Grounded in historical fact, the book is a refreshing break from those written about the Masons by non-Masons. Hodapp brings his own background in the Freemasons to give the book a credibility that others lack. This book is destined to become a classic for Masons with an interest in the historical aspects of this ancient fraternal organization.

Reading like a thriller, Hodapp holds the reader’s interest throughout the volume as he details the evolution of the new nation. Based on the enlightened principles that the founding fathers held dear, the author takes a tour of the capital through the Freemasons’ eyes. After a brief history of the Freemasons, Hodapp looks at events leading up to the Revolution. Specific historical events, the Boston Massacre, the Tea Party, and others are explained in a way that they were not in the typical history book. He then moves on to the difficult times when Masons were divided politically during the Revolution. After the Revolution, the building of the capital is looked at from the eyes of the men who wanted to assure that their work would last for centuries. Embedded in the design of both the buildings and the entire city, the symbols of the Masons can be found. Hodapp explains the significance of symbols found in the White House, the Capitol building, and other structures. He studies the plan for the city and the hidden meanings incorporated into not only the edifices, but the city itself. He spends one chapter on some of the common myths and legends of Washington, D.C. with the insight that only a Mason with a deep historical background, bolstered by extensive research, can do. He explains the all-seeing eyes, the obelisks, and pentagrams that the public has focused on and so much more.

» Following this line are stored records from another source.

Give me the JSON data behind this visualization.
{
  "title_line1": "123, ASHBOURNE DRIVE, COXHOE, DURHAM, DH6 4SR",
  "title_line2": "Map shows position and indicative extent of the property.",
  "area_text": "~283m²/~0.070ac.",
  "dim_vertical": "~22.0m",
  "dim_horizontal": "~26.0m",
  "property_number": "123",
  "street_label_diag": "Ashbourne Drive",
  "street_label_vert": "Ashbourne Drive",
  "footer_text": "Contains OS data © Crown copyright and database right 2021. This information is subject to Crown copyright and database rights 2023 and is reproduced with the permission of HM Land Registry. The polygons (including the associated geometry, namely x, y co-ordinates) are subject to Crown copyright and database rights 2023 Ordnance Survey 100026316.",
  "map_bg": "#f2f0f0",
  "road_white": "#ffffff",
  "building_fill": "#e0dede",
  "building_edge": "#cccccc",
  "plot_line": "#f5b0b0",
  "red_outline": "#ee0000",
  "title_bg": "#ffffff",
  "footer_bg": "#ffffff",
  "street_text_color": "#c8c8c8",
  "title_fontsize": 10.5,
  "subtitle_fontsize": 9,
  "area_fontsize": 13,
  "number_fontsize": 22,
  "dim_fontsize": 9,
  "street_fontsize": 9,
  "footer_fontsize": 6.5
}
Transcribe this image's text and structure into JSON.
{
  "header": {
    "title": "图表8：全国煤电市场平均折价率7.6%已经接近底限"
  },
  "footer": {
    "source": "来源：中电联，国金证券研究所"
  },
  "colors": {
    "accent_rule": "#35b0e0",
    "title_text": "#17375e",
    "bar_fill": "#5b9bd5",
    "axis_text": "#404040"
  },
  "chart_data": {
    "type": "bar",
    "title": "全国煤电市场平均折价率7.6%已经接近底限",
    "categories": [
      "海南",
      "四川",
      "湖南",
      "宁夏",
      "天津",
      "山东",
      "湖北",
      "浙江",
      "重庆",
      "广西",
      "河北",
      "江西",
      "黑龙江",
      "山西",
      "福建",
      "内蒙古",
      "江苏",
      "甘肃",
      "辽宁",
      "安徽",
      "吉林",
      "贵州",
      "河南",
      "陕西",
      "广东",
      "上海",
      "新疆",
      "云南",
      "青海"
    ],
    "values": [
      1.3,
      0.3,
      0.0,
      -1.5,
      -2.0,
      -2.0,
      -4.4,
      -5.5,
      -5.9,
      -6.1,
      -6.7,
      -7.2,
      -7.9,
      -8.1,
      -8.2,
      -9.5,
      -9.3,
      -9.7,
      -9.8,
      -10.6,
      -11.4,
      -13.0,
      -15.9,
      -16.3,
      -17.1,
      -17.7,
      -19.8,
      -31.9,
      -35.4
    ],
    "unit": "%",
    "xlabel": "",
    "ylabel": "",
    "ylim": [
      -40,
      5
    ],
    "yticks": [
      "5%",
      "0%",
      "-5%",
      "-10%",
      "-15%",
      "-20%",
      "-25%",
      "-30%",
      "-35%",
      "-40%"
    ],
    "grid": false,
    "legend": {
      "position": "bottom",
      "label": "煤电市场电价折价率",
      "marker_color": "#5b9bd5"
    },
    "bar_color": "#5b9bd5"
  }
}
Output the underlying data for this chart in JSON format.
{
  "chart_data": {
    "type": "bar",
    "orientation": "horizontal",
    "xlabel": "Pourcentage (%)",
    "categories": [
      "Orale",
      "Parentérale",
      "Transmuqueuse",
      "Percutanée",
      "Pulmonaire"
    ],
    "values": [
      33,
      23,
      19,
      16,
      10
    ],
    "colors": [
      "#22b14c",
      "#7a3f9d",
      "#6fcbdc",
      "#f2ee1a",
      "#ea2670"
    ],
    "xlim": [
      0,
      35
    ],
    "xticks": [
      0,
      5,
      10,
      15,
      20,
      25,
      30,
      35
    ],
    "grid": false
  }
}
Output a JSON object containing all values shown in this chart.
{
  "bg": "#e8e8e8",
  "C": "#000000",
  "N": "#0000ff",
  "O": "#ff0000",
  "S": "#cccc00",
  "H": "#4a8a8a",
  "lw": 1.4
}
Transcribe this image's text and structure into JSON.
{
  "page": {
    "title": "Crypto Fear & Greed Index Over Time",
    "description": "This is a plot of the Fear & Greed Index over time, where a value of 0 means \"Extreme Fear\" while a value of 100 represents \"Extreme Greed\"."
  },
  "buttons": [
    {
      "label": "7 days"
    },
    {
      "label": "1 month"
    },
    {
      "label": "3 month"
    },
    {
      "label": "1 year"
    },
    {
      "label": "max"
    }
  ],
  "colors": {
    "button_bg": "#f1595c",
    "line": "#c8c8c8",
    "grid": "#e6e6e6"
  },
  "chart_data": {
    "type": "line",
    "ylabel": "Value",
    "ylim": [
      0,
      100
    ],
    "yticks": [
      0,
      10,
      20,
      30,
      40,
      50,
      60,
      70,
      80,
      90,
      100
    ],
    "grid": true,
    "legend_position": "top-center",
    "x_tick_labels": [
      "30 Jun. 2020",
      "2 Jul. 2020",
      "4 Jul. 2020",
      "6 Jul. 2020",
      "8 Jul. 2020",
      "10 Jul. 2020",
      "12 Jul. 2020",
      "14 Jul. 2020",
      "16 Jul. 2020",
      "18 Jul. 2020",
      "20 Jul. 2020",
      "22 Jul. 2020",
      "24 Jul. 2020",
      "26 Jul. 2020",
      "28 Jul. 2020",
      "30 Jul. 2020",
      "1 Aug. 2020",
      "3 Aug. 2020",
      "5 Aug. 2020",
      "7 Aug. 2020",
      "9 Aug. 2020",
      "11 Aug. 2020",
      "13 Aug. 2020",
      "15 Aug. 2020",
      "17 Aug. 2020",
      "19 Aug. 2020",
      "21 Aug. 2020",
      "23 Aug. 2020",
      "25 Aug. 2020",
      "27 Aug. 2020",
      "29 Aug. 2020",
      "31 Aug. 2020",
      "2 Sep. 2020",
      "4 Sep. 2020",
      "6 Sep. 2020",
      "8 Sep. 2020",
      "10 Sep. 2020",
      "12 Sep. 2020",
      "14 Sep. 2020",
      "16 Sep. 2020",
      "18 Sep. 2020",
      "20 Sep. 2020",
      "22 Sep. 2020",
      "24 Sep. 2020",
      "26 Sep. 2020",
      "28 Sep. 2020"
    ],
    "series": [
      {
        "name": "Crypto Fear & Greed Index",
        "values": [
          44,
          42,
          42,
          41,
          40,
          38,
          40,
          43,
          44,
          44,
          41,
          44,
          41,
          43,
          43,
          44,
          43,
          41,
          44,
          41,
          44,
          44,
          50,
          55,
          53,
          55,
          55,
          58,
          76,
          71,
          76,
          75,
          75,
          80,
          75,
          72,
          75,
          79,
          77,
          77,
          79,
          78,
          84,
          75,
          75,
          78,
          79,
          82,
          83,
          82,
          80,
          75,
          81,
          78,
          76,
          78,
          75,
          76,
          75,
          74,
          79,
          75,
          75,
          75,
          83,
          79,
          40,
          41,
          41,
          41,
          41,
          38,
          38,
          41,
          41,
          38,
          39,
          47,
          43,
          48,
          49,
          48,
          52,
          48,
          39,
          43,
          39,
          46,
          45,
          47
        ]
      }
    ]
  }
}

An extensive appendix lists all of the United States Presidents that were known to be Masons. Starting with the first President, George Washington, and continuing through James Monroe and Andrew Jackson, who served as the Grand Master of the Masons in Tennessee, though the 20th century Presidents, both Roosevelts, Taft, Harding, Truman who was extensively involved in the Masons, and Ford, Hodapp documents these powerful politicians and their role in the Masons. His list includes more than just these Presidents.

U. S. News and World Report published a special edition, “Secrets of the Lost Symbol” that used a lengthy highlight from the book “Solomon’s Builders.” The level of expertise in this book has not gone unnoticed. Extensively researched, “Solomon’s Builders” brings to light the symbology used throughout the capital of the United States, firmly linking it to the enlightened Freemason founders of the country. Published prior to Dan Brown’s book “The Lost Symbol,” this volume anticipated the heightened interest in both Freemasonry and the birth of the United States that Brown’s book would insight.

Christopher Hodapp is the author of the popular book, “Freemasons for Dummies.” He is a frequent speaker for both Masonic and non-Masonic groups where he speaks on Freemasonry, the history of the United States, and various conspiracy theories that are popular today. He is featured on the Discovery Channel’s “Hunting The Lost Symbol” and has appeared in many radio and television shows. He is also the Editor in Chief of the new publication “Journal of The Masonic Society,” the quarterly magazine of the new research organization. His most recent book, “Deciphering the Lost Symbol: Freemasons, Myths, and the Mysteries of Washington D.C.” further explores the topics from “Solomon’s Builders.”